Philippe Vergne Exits LA MoCA
- May 26, 2018 21:17
The Museum of Contemporary Art in Los Angeles announced on Friday, just before the long holiday weekend, that director Philippe Vergne will depart. The decision came after various spurts of turmoil within the museum, including Vergne's recent decision to terminate its respected chief curator, Helen Molesworth, who sought diversity among artists in MOCA's exhibition program.
Vergne came to MOCA in 2014 from New York's Dia Art Foundation. At MOCA, Vergne oversaw an period of growth, with the museum endowment at $125 million, having climbed from $5 million in 2008.
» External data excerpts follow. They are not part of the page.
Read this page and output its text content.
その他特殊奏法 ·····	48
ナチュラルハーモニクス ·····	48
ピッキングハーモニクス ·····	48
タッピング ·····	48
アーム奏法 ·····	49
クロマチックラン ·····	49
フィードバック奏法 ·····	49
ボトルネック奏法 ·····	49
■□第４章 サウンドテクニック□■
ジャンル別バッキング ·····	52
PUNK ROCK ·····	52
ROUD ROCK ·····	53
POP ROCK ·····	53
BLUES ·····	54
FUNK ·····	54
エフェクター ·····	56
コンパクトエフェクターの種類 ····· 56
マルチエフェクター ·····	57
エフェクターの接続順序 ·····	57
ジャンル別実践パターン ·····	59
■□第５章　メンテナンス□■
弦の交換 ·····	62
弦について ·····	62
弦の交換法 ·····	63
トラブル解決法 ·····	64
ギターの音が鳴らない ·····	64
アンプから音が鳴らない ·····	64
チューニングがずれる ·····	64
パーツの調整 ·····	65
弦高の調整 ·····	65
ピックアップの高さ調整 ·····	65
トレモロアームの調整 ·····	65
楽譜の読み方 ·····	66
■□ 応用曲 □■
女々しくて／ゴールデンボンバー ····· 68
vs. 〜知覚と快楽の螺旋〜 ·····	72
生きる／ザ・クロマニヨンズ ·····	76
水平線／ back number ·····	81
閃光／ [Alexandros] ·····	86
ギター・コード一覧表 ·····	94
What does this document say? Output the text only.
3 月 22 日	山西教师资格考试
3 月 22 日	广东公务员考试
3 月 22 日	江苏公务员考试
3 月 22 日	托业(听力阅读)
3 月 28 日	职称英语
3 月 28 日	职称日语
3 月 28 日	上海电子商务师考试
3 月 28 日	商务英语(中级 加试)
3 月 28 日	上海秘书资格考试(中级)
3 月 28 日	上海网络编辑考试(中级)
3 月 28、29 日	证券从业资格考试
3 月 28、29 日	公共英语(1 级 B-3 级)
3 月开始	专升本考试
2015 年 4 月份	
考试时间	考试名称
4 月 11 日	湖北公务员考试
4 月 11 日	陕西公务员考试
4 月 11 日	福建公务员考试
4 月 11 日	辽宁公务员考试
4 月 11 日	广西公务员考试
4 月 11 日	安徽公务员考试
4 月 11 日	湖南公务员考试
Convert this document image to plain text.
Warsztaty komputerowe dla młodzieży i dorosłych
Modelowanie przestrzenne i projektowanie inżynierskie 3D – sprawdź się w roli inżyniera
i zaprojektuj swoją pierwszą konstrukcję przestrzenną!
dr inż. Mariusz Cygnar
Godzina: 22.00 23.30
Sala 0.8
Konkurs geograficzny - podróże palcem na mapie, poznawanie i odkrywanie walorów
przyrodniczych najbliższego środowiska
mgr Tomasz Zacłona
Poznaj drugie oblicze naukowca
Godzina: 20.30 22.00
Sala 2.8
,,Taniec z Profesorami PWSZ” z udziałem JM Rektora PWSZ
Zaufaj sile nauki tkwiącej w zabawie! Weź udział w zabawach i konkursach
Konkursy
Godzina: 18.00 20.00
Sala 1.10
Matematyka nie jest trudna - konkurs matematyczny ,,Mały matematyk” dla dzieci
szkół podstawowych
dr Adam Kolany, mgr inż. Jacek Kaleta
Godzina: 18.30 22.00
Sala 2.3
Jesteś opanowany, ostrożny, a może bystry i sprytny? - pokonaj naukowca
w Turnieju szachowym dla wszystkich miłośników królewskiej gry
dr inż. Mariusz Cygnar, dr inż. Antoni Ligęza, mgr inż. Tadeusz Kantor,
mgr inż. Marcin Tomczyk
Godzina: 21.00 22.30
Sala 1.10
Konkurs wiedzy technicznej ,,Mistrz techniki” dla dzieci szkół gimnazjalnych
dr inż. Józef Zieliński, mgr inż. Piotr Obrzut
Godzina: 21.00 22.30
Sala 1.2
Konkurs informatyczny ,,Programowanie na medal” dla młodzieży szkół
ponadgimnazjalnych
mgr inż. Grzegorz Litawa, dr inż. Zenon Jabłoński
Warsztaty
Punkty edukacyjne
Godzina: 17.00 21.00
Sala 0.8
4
Christopher Knight writes in the Los Angeles Times:
Like his MOCA predecessors Jeremy Strick (1999-2009) and Jeffrey Deitch (2010-2013), Vergne was unable to make the transition from curator to director. That means MOCA, a major art museum of international significance, has been without an effective director going on 20 years — half its lifetime.
That desperately needs to change — and fast.
It is a testament to the museum's extraordinary history and position within the hearts and minds of the city's large and influential community of artists, collectors, critics and art audiences that the place hasn't just dissolved into dust. Still, it is doubtful it could survive another hiring flub.